I'm trying to find the words to make this sound more erudite, and suitably epic; but they escape me. I suppose sometimes embellishment distracts from the real magnitude of what ought to be the focus. I suppose this is one of those time.
So here it goes: I'm racing 50 miles this weekend. It's an ultramarathon called "Heartland: Spirit of the Prairie", held in Kansas' Flint Hills. The course consists of dirt and gravel, winding through said hills. It is not technical, but in that way, it is perhaps a different sort of challenge. Focusing on the rock you hope to not trip over allows for an isolated focus, and thus an ability to ignore the scope of your effort.
This race allows for no such delusions. There is only you, the other shuffling feet, and the beautiful expanse. Hills, rolling to the horizon, like waves on the ocean. And you, traversing them. Progress is intangible; perspective is impossible. But progress occurs, so long as you keep picking your feet up.
And my feet feel ready. Too ready, perhaps. To borrow a phrase from Roger Bannister, my legs feel "full of running". I've tapered, or so I think. Mostly, I've just done very little this week. What I have done has been easy. Nothing hurts, or is even sore. This is good, obviously. And though I know that, it's no council to my body. It wants to run, to find the point of discomfort and push against it. But that will come soon enough.
No matter how well one does in such a race, discomfort is inevitable. Things will hurt, maybe even cease to function momentarily. Your brain will protest. Sensing a deprived glycogen store and a mammoth calorie deficit, it will urge you to stop. Self preservation is a powerful motivator, so ignoring that voice will be difficult. Maybe you will; maybe you won't. Maybe you should; maybe you shouldn't. It depends on a host of things. What are your expectations? How did you train? How did you start?

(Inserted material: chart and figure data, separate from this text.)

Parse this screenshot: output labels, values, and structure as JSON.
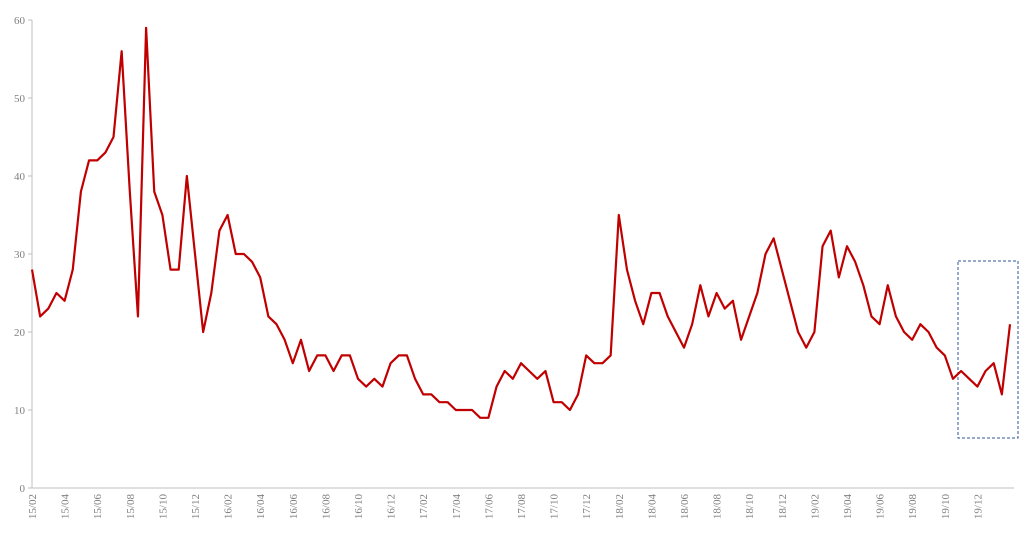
{
  "chart_data": {
    "type": "line",
    "categories": [
      "15/02",
      null,
      null,
      null,
      "15/04",
      null,
      null,
      null,
      "15/06",
      null,
      null,
      null,
      "15/08",
      null,
      null,
      null,
      "15/10",
      null,
      null,
      null,
      "15/12",
      null,
      null,
      null,
      "16/02",
      null,
      null,
      null,
      "16/04",
      null,
      null,
      null,
      "16/06",
      null,
      null,
      null,
      "16/08",
      null,
      null,
      null,
      "16/10",
      null,
      null,
      null,
      "16/12",
      null,
      null,
      null,
      "17/02",
      null,
      null,
      null,
      "17/04",
      null,
      null,
      null,
      "17/06",
      null,
      null,
      null,
      "17/08",
      null,
      null,
      null,
      "17/10",
      null,
      null,
      null,
      "17/12",
      null,
      null,
      null,
      "18/02",
      null,
      null,
      null,
      "18/04",
      null,
      null,
      null,
      "18/06",
      null,
      null,
      null,
      "18/08",
      null,
      null,
      null,
      "18/10",
      null,
      null,
      null,
      "18/12",
      null,
      null,
      null,
      "19/02",
      null,
      null,
      null,
      "19/04",
      null,
      null,
      null,
      "19/06",
      null,
      null,
      null,
      "19/08",
      null,
      null,
      null,
      "19/10",
      null,
      null,
      null,
      "19/12",
      null,
      null,
      null,
      null
    ],
    "values": [
      28,
      22,
      23,
      25,
      24,
      28,
      38,
      42,
      42,
      43,
      45,
      56,
      38,
      22,
      59,
      38,
      35,
      28,
      28,
      40,
      30,
      20,
      25,
      33,
      35,
      30,
      30,
      29,
      27,
      22,
      21,
      19,
      16,
      19,
      15,
      17,
      17,
      15,
      17,
      17,
      14,
      13,
      14,
      13,
      16,
      17,
      17,
      14,
      12,
      12,
      11,
      11,
      10,
      10,
      10,
      9,
      9,
      13,
      15,
      14,
      16,
      15,
      14,
      15,
      11,
      11,
      10,
      12,
      17,
      16,
      16,
      17,
      35,
      28,
      24,
      21,
      25,
      25,
      22,
      20,
      18,
      21,
      26,
      22,
      25,
      23,
      24,
      19,
      22,
      25,
      30,
      32,
      28,
      24,
      20,
      18,
      20,
      31,
      33,
      27,
      31,
      29,
      26,
      22,
      21,
      26,
      22,
      20,
      19,
      21,
      20,
      18,
      17,
      14,
      15,
      14,
      13,
      15,
      16,
      12,
      21
    ],
    "color": "#c00000",
    "ylim": [
      0,
      60
    ],
    "yticks": [
      0,
      10,
      20,
      30,
      40,
      50,
      60
    ]
  }
}
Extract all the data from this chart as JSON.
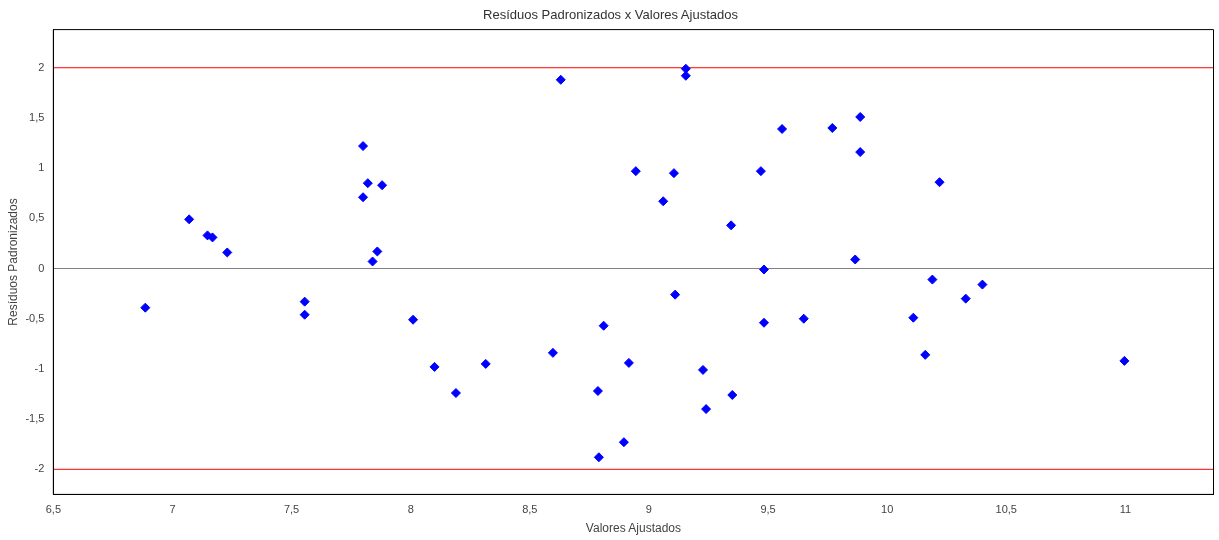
{
  "chart_data": {
    "type": "scatter",
    "title": "Resíduos Padronizados x Valores Ajustados",
    "xlabel": "Valores Ajustados",
    "ylabel": "Resíduos Padronizados",
    "x": [
      6.886,
      7.07,
      7.147,
      7.168,
      7.23,
      7.555,
      7.555,
      7.8,
      7.8,
      7.82,
      7.88,
      7.84,
      7.86,
      8.01,
      8.1,
      8.19,
      8.315,
      8.597,
      8.63,
      8.786,
      8.79,
      8.81,
      8.895,
      8.916,
      8.945,
      9.06,
      9.105,
      9.11,
      9.155,
      9.155,
      9.227,
      9.24,
      9.345,
      9.35,
      9.47,
      9.483,
      9.483,
      9.559,
      9.65,
      9.77,
      9.866,
      9.887,
      9.887,
      10.11,
      10.16,
      10.19,
      10.22,
      10.33,
      10.4,
      10.996
    ],
    "series": [
      {
        "color": "#0000ff",
        "values": [
          -0.39,
          0.49,
          0.33,
          0.31,
          0.16,
          -0.33,
          -0.46,
          1.22,
          0.71,
          0.85,
          0.83,
          0.07,
          0.17,
          -0.51,
          -0.98,
          -1.24,
          -0.95,
          -0.84,
          1.88,
          -1.22,
          -1.88,
          -0.57,
          -1.73,
          -0.94,
          0.97,
          0.67,
          0.95,
          -0.26,
          1.99,
          1.92,
          -1.01,
          -1.4,
          0.43,
          -1.26,
          0.97,
          -0.01,
          -0.54,
          1.39,
          -0.5,
          1.4,
          0.09,
          1.51,
          1.16,
          -0.49,
          -0.86,
          -0.11,
          0.86,
          -0.3,
          -0.16,
          -0.92
        ]
      }
    ],
    "xlim": [
      6.5,
      11.37
    ],
    "ylim": [
      -2.25,
      2.38
    ],
    "xticks": [
      {
        "value": 6.5,
        "label": "6,5"
      },
      7,
      {
        "value": 7.5,
        "label": "7,5"
      },
      8,
      {
        "value": 8.5,
        "label": "8,5"
      },
      9,
      {
        "value": 9.5,
        "label": "9,5"
      },
      10,
      {
        "value": 10.5,
        "label": "10,5"
      },
      11
    ],
    "yticks": [
      -2,
      {
        "value": -1.5,
        "label": "-1,5"
      },
      -1,
      {
        "value": -0.5,
        "label": "-0,5"
      },
      0,
      {
        "value": 0.5,
        "label": "0,5"
      },
      1,
      {
        "value": 1.5,
        "label": "1,5"
      },
      2
    ],
    "ref_lines": [
      {
        "axis": "y",
        "value": 2,
        "color": "#ff0000"
      },
      {
        "axis": "y",
        "value": -2,
        "color": "#ff0000"
      },
      {
        "axis": "y",
        "value": 0,
        "color": "#808080"
      }
    ],
    "grid": false,
    "legend": false,
    "marker": "diamond"
  }
}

There are too many scenarios. But still, I've tried to imagine all of mine in the last week. I've imagined a debilitating cramp or a sprained knee. I've imagined a crescendo of endorphins and adrenaline propelling me to a beautiful, nearly effortless run. I've imagined first place, last place, and every place in between.
And I've thought, too. I've looked at my race times, compared them to the field. I've come to the conclusion that, by the numbers, I should do well. I should, according to the sign-up website, win. This is, at once, shocking, horrifying, and inspiring. But mostly, it's irrelevant. Once we start running, past times and past places won't influence anything.
And that, ultimately, is what makes this whole endeavor so appealing. It's pure. We all start together. We all run that way. We all come back. First one to finish, wins. No refs, no teammates, no dropped balls or popped tires. No power-lines, either. No buildings. There is only you, the other shuffling feet, and the beautiful expanse.